For Pratt, the funding came at a crucial moment: She had just welcomed a baby and needed childcare so that she could focus on finishing her dissertation and applying for academic positions. As luck would have it, a teaching professorship opened up at UC Irvine, and Pratt was the perfect fit. She’s been here ever since, anchored by the students she trusts will be good stewards of the environment, as well as the lush beauty of the campus itself.
The Power of Giving Back
“I feel like UCI is not just my place of employment or my alma mater; it’s literally where I’m raising my family. And that makes you think about it differently,” she says. “Having the natural open space around us and Aldrich Park, with all the green trees, makes it a pleasant place to be, especially since I’m such a nature-connected person.”
As a Chancellor’s Club Fellow, Pratt attended the organization’s events featuring speakers from corners of the campus she might otherwise never have discovered. She and her husband, Riley, now an environmental scientist for California State Parks, joined the Chancellor’s Club as young alumni. A decade later, they are still members. While they relish the events and speakers, it’s the fellowship recipients who remain closest to their hearts.
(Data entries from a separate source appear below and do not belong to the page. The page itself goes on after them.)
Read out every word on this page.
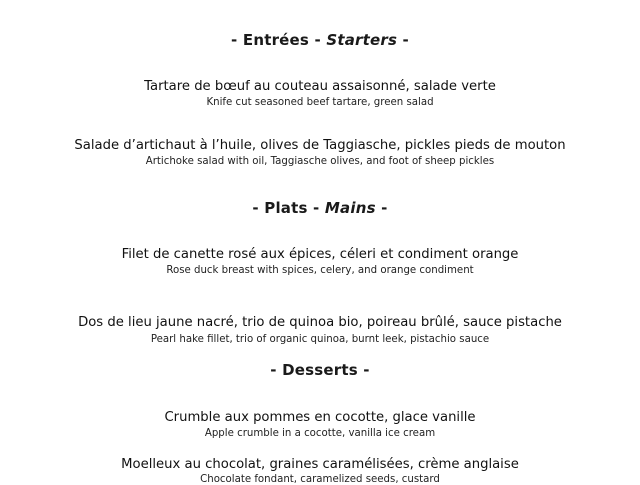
- Entrées - Starters -
Tartare de bœuf au couteau assaisonné, salade verte
Knife cut seasoned beef tartare, green salad
Salade d’artichaut à l’huile, olives de Taggiasche, pickles pieds de mouton
Artichoke salad with oil, Taggiasche olives, and foot of sheep pickles
- Plats - Mains -
Filet de canette rosé aux épices, céleri et condiment orange
Rose duck breast with spices, celery, and orange condiment
Dos de lieu jaune nacré, trio de quinoa bio, poireau brûlé, sauce pistache
Pearl hake fillet, trio of organic quinoa, burnt leek, pistachio sauce
- Desserts -
Crumble aux pommes en cocotte, glace vanille
Apple crumble in a cocotte, vanilla ice cream
Moelleux au chocolat, graines caramélisées, crème anglaise
Chocolate fondant, caramelized seeds, custard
“Because of my own connection to the fellowship, and having now heard other Chancellor’s Club Fellows share their work and their stories of how meaningful the support was for them, I decided I wanted to give back to UCI and support first-gen students,” Pratt says. “And since we’re invited to meet and listen to the students present their work and hear about the impact of their fellowships – that really keeps me motivated.”
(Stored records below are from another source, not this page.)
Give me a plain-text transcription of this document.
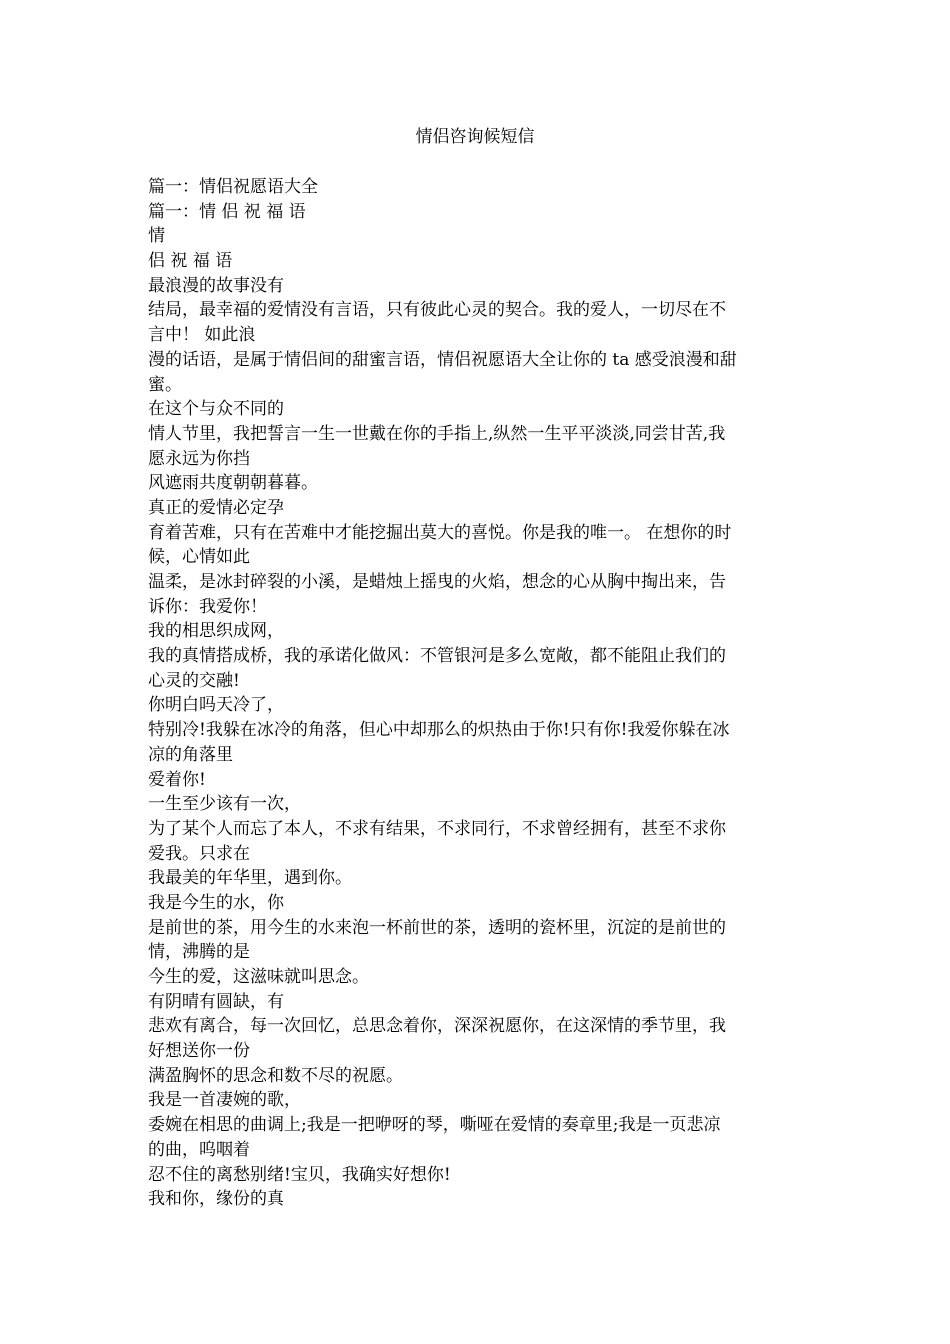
情侣咨询候短信
篇一：情侣祝愿语大全
篇一：情 侣 祝 福 语
情
侣 祝 福 语
最浪漫的故事没有
结局，最幸福的爱情没有言语，只有彼此心灵的契合。我的爱人，一切尽在不
言中！ 如此浪
漫的话语，是属于情侣间的甜蜜言语，情侣祝愿语大全让你的 ta 感受浪漫和甜
蜜。
在这个与众不同的
情人节里，我把誓言一生一世戴在你的手指上,纵然一生平平淡淡,同尝甘苦,我
愿永远为你挡
风遮雨共度朝朝暮暮。
真正的爱情必定孕
育着苦难，只有在苦难中才能挖掘出莫大的喜悦。你是我的唯一。 在想你的时
候，心情如此
温柔，是冰封碎裂的小溪，是蜡烛上摇曳的火焰，想念的心从胸中掏出来，告
诉你：我爱你！
我的相思织成网，
我的真情搭成桥，我的承诺化做风：不管银河是多么宽敞，都不能阻止我们的
心灵的交融!
你明白吗天冷了，
特别冷!我躲在冰冷的角落，但心中却那么的炽热由于你!只有你!我爱你躲在冰
凉的角落里
爱着你!
一生至少该有一次，
为了某个人而忘了本人，不求有结果，不求同行，不求曾经拥有，甚至不求你
爱我。只求在
我最美的年华里，遇到你。
我是今生的水，你
是前世的茶，用今生的水来泡一杯前世的茶，透明的瓷杯里，沉淀的是前世的
情，沸腾的是
今生的爱，这滋味就叫思念。
有阴晴有圆缺，有
悲欢有离合，每一次回忆，总思念着你，深深祝愿你，在这深情的季节里，我
好想送你一份
满盈胸怀的思念和数不尽的祝愿。
我是一首凄婉的歌，
委婉在相思的曲调上;我是一把咿呀的琴，嘶哑在爱情的奏章里;我是一页悲凉
的曲，呜咽着
忍不住的离愁别绪!宝贝，我确实好想你!
我和你，缘份的真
Since it was established in 1972 by founding Chancellor Daniel G. Aldrich Jr., the Chancellor’s Club has raised over $11 million to support more than 400 students. Just as Pratt once presented her own research to the group, she now gets to hear a new generation of students present their work. “Even if you think what you do is important, you realize it’s just one of dozens and dozens of equally important things that funders and policymakers are being asked to think about every day,” she says.
Caring for Nature and Teaching the Next Generation
Pratt’s newest work, in collaboration with UC Irvine psychologists and education researchers, aims to help students cope with eco-grief and climate anxiety in the classroom – especially since emotions influence learning outcomes. She recently received funding for this work from the Newkirk Center for Science & Society, which first funded her graduate research 15 years ago.
Pratt understands that the “why” behind any work is just as important as the “how.” At the beginning of each quarter, she asks her students to think about a place in nature that they love: a beach, a lake or a forest. From that personal connection to the environment, her students’ commitment to the coursework grows, whether it’s a class for the general education requirement, the minor in global sustainability, or the master’s in conservation and restoration science, which Pratt helped create.
“For my students, it’s not enough to give presentations about their projects to each other in the classroom,” Pratt says. “They want to go out in public; they want to talk to kids; they want to know that what they’re doing is going to matter in the world.”
Like her, they want to live their purpose.